A parallelepiped connects two perfectly identical cones. Through this peculiar structure, Isao Hosoe endows the Mach coffee pot with the symbolic and ritual value that underlies the process of transforming water into coffee. The water chamber is joined to the top by a Greek column that takes on a semantic as well as practical function.
A couple in design and in life, Silvana Angeletti and Daniele Ruzza designed Zazà for Guzzini in 1994. Its aluminum body and transparent plastic handle perfectly match its soft and richly rounded design.
This coffee pot reworks classic geometries by simply juxtaposing different elements. Ettore Sottsass’ Lazaniezani thin-steel coffee maker is drenched in Victorian influences. While the cast aluminum water chamber has a classic conical geometry, the top seems to detach from the body, echoing the shape of a crinoline skirt.
Ossidiana proposes new domestic ergonomics by shaving off the superfluous aluminum flakes from a cylindrical volume. Designed by Mario Trimarchi for Alessi, this piece holds the memory of ancestral objects and, through its faceted surface, recalls the volcanic stone from which it takes its name.
“The story of a pleasant coffee break that, through simple shapes and clean profiles, creates a family of objects of simple elegance”. This is how Giulio Iacchetti describes his “Caffeina” project for Viceversa. The set includes a coffee maker in 2 sizes with a sleek aluminum body and nylon handle, a saucer and coffee cup, a mug for American coffee, and a sugar bowl with a spoon. The espresso coffee maker consists of a truncated cone with a lid whose color contrasts sharply with the body and completes the spout.
A conical shape and hand-carved ceramics define Sucabaruca – a project that involved people from different cultures and nations: the gallery owners of Mjölk (a Toronto-based art gallery founded in 2009), Luca Nichetto, Canadian ceramicist Alissa Coe, Valeria Moiseeva – a Russian designer and artist now based in New York – and Elena Freddi, who collaborates with Nichetto’s studio in Stockholm. The Sucabaruca filter coffee maker takes its name from a Venetian dialect term used to refer to a type of pumpkin covered in bumps and ribs.

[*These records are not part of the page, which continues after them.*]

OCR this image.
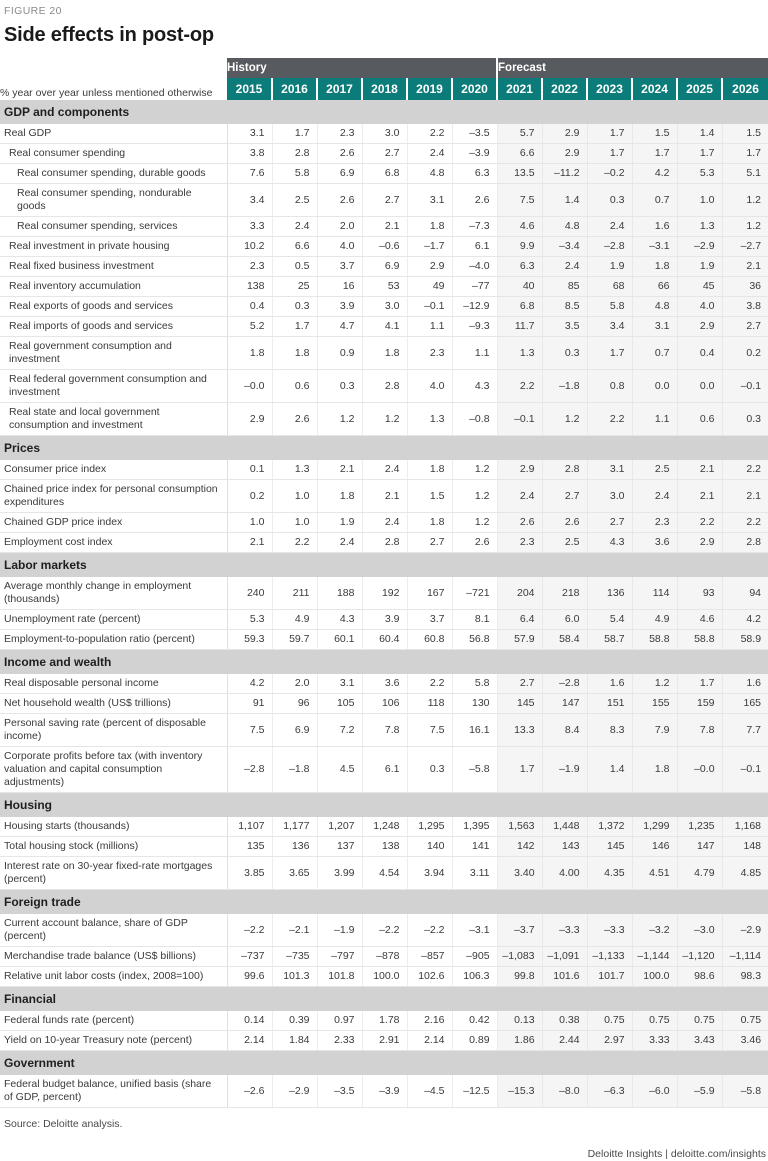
FIGURE 20
Side effects in post-op
	History						Forecast					
% year over year unless mentioned otherwise	2015	2016	2017	2018	2019	2020	2021	2022	2023	2024	2025	2026
GDP and components												
Real GDP	3.1	1.7	2.3	3.0	2.2	–3.5	5.7	2.9	1.7	1.5	1.4	1.5
Real consumer spending	3.8	2.8	2.6	2.7	2.4	–3.9	6.6	2.9	1.7	1.7	1.7	1.7
Real consumer spending, durable goods	7.6	5.8	6.9	6.8	4.8	6.3	13.5	–11.2	–0.2	4.2	5.3	5.1
Real consumer spending, nondurable goods	3.4	2.5	2.6	2.7	3.1	2.6	7.5	1.4	0.3	0.7	1.0	1.2
Real consumer spending, services	3.3	2.4	2.0	2.1	1.8	–7.3	4.6	4.8	2.4	1.6	1.3	1.2
Real investment in private housing	10.2	6.6	4.0	–0.6	–1.7	6.1	9.9	–3.4	–2.8	–3.1	–2.9	–2.7
Real fixed business investment	2.3	0.5	3.7	6.9	2.9	–4.0	6.3	2.4	1.9	1.8	1.9	2.1
Real inventory accumulation	138	25	16	53	49	–77	40	85	68	66	45	36
Real exports of goods and services	0.4	0.3	3.9	3.0	–0.1	–12.9	6.8	8.5	5.8	4.8	4.0	3.8
Real imports of goods and services	5.2	1.7	4.7	4.1	1.1	–9.3	11.7	3.5	3.4	3.1	2.9	2.7
Real government consumption and investment	1.8	1.8	0.9	1.8	2.3	1.1	1.3	0.3	1.7	0.7	0.4	0.2
Real federal government consumption and investment	–0.0	0.6	0.3	2.8	4.0	4.3	2.2	–1.8	0.8	0.0	0.0	–0.1
Real state and local government consumption and investment	2.9	2.6	1.2	1.2	1.3	–0.8	–0.1	1.2	2.2	1.1	0.6	0.3
Prices												
Consumer price index	0.1	1.3	2.1	2.4	1.8	1.2	2.9	2.8	3.1	2.5	2.1	2.2
Chained price index for personal consumption expenditures	0.2	1.0	1.8	2.1	1.5	1.2	2.4	2.7	3.0	2.4	2.1	2.1
Chained GDP price index	1.0	1.0	1.9	2.4	1.8	1.2	2.6	2.6	2.7	2.3	2.2	2.2
Employment cost index	2.1	2.2	2.4	2.8	2.7	2.6	2.3	2.5	4.3	3.6	2.9	2.8
Labor markets												
Average monthly change in employment (thousands)	240	211	188	192	167	–721	204	218	136	114	93	94
Unemployment rate (percent)	5.3	4.9	4.3	3.9	3.7	8.1	6.4	6.0	5.4	4.9	4.6	4.2
Employment-to-population ratio (percent)	59.3	59.7	60.1	60.4	60.8	56.8	57.9	58.4	58.7	58.8	58.8	58.9
Income and wealth												
Real disposable personal income	4.2	2.0	3.1	3.6	2.2	5.8	2.7	–2.8	1.6	1.2	1.7	1.6
Net household wealth (US$ trillions)	91	96	105	106	118	130	145	147	151	155	159	165
Personal saving rate (percent of disposable income)	7.5	6.9	7.2	7.8	7.5	16.1	13.3	8.4	8.3	7.9	7.8	7.7
Corporate profits before tax (with inventory valuation and capital consumption adjustments)	–2.8	–1.8	4.5	6.1	0.3	–5.8	1.7	–1.9	1.4	1.8	–0.0	–0.1
Housing												
Housing starts (thousands)	1,107	1,177	1,207	1,248	1,295	1,395	1,563	1,448	1,372	1,299	1,235	1,168
Total housing stock (millions)	135	136	137	138	140	141	142	143	145	146	147	148
Interest rate on 30-year fixed-rate mortgages (percent)	3.85	3.65	3.99	4.54	3.94	3.11	3.40	4.00	4.35	4.51	4.79	4.85
Foreign trade												
Current account balance, share of GDP (percent)	–2.2	–2.1	–1.9	–2.2	–2.2	–3.1	–3.7	–3.3	–3.3	–3.2	–3.0	–2.9
Merchandise trade balance (US$ billions)	–737	–735	–797	–878	–857	–905	–1,083	–1,091	–1,133	–1,144	–1,120	–1,114
Relative unit labor costs (index, 2008=100)	99.6	101.3	101.8	100.0	102.6	106.3	99.8	101.6	101.7	100.0	98.6	98.3
Financial												
Federal funds rate (percent)	0.14	0.39	0.97	1.78	2.16	0.42	0.13	0.38	0.75	0.75	0.75	0.75
Yield on 10-year Treasury note (percent)	2.14	1.84	2.33	2.91	2.14	0.89	1.86	2.44	2.97	3.33	3.43	3.46
Government												
Federal budget balance, unified basis (share of GDP, percent)	–2.6	–2.9	–3.5	–3.9	–4.5	–12.5	–15.3	–8.0	–6.3	–6.0	–5.9	–5.8
Source: Deloitte analysis.
Deloitte Insights | deloitte.com/insights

Francesco Fusillo’s design creates a new gesture to “serve coffee”. If other designers have moved the handle, stretched it, or made it more ergonomically comfortable, Fusillo decided to fully eliminate it in his Lunika 360 coffee maker. The upper chamber is made of solid wood, which protects against heat and makes up for the absence of a handle with an unusual and innovative grip.
Brew, signed by Tom Dixon, is a stainless-steel coffee maker available in two finishes: glossy silver and glossy copper. From materials to visual code, Tom Dixon, remixes Art Deco elements and hyper-reflective surfaces in an encounter of primary solids. The set includes every useful element to officiate the coffee ritual – a ground coffee container, ladle, plunger coffee pot, milk jug, cookie container, and serving tray.
This unique espresso maker is finished with a Teflon-coated black steel body and an oak wood handle. The Collar set was designed by Daniel Debiasi and Federico Sandri, who gave soft silhouettes to the collection, completed by a stainless-steel teapot and infuser.
It’s a one-piece mirror polished stainless steel coffee stand with removable stainless steel cone. NM3 and Heliot Emil’s filter coffee stand looks like a sculpture in synthesis. It’s created by cutting, bending, and polishing a single sheet of steel to make a classic object contemporary.